Placidus hat nun diese Bögen genutzt, um sein Häusersystem zu konstruieren, indem er sagte: Derjenige Punkt der Ekliptik, der gerade die Hälfte seines Weges über den Horizont zurückgelegt hat, befindet sich in der oberen Kulmination, d.h. er befindet sich astrologisch genau am Medium Cœli. Diese Ekliptikstelle fällt also mit dem Medium Cœli als einer der vier Eckpunkte zusammen. Und derjenige Punkt der Ekliptik, der gerade seinen Tagbogen im Osten beginnt, fällt mit Aszendenten zusammen.

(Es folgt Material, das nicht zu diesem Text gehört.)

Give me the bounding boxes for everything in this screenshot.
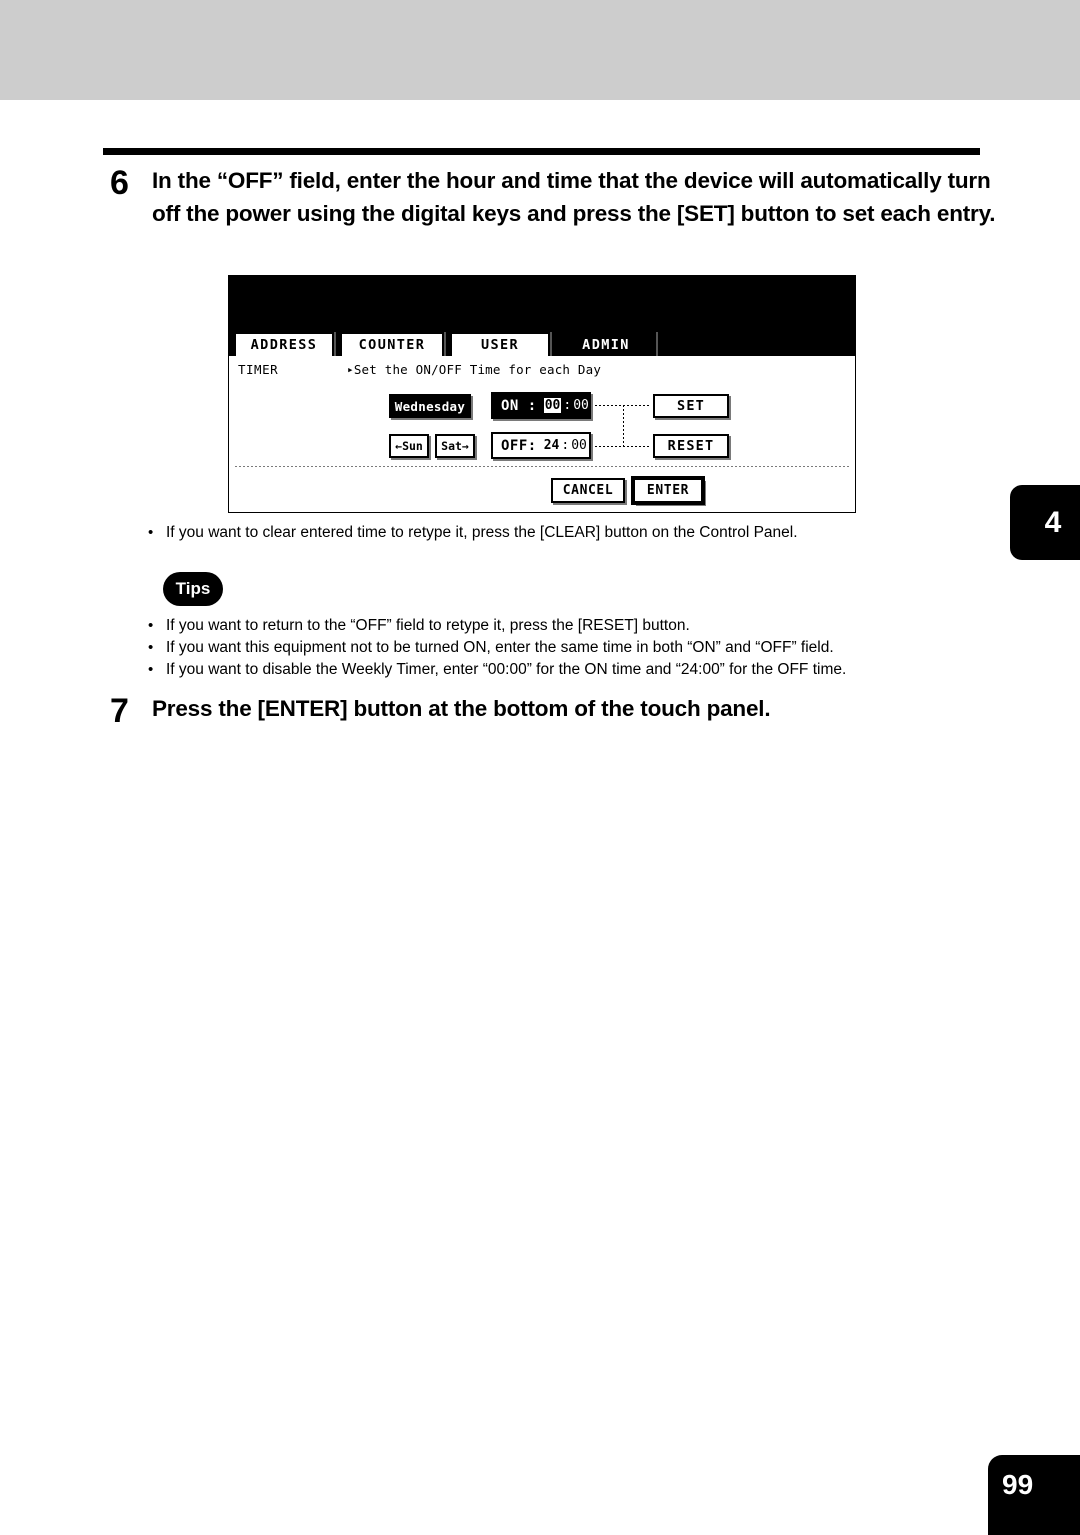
next-day-button-label: Sat→ bbox=[441, 439, 469, 453]
set-button-label: SET bbox=[677, 398, 705, 414]
step-7-text: Press the [ENTER] button at the bottom o… bbox=[152, 696, 771, 721]
touch-panel-tab-strip: ADDRESS COUNTER USER ADMIN bbox=[229, 328, 855, 356]
tab-user-label: USER bbox=[480, 337, 520, 353]
tab-address-label: ADDRESS bbox=[250, 337, 318, 353]
cancel-button-label: CANCEL bbox=[562, 483, 614, 498]
page-header-band bbox=[0, 0, 1080, 100]
description-arrow-icon: ▸ bbox=[347, 363, 354, 376]
connector-line-off-to-reset bbox=[595, 446, 651, 447]
touch-panel-body: TIMER ▸Set the ON/OFF Time for each Day … bbox=[229, 356, 855, 514]
tip-item-1: • If you want to return to the “OFF” fie… bbox=[148, 615, 968, 637]
off-time-minute-value[interactable]: 00 bbox=[571, 438, 587, 453]
touch-panel-screenshot: ADDRESS COUNTER USER ADMIN TIMER ▸Set th… bbox=[228, 275, 856, 513]
panel-bottom-separator bbox=[235, 466, 849, 467]
enter-button-label: ENTER bbox=[646, 483, 690, 498]
tab-admin-label: ADMIN bbox=[582, 337, 630, 353]
page-number: 99 bbox=[1002, 1469, 1034, 1500]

Um die Zwischenhäuserspitzen zu bestimmen, folgerte er: Derjenige Punkt, der gerade ein Sechstel seines täglichen Weges von Ost nach West zurückgelegt hat, befindet sich an der Spitze des zwölften Hauses, und diejenige Ekliptikstelle, die gerade zwei Sechstel zurückgelegt hat, an der Spitze des elften Hauses usw. (vgl. Abbildung 5).

Aus Ergänzung mit den Nachtbögen entsteht so das Häusersystem nach Placidus aus der täglichen Bewegung der Ekliptik, die sich in den Tagbögen spiegelt.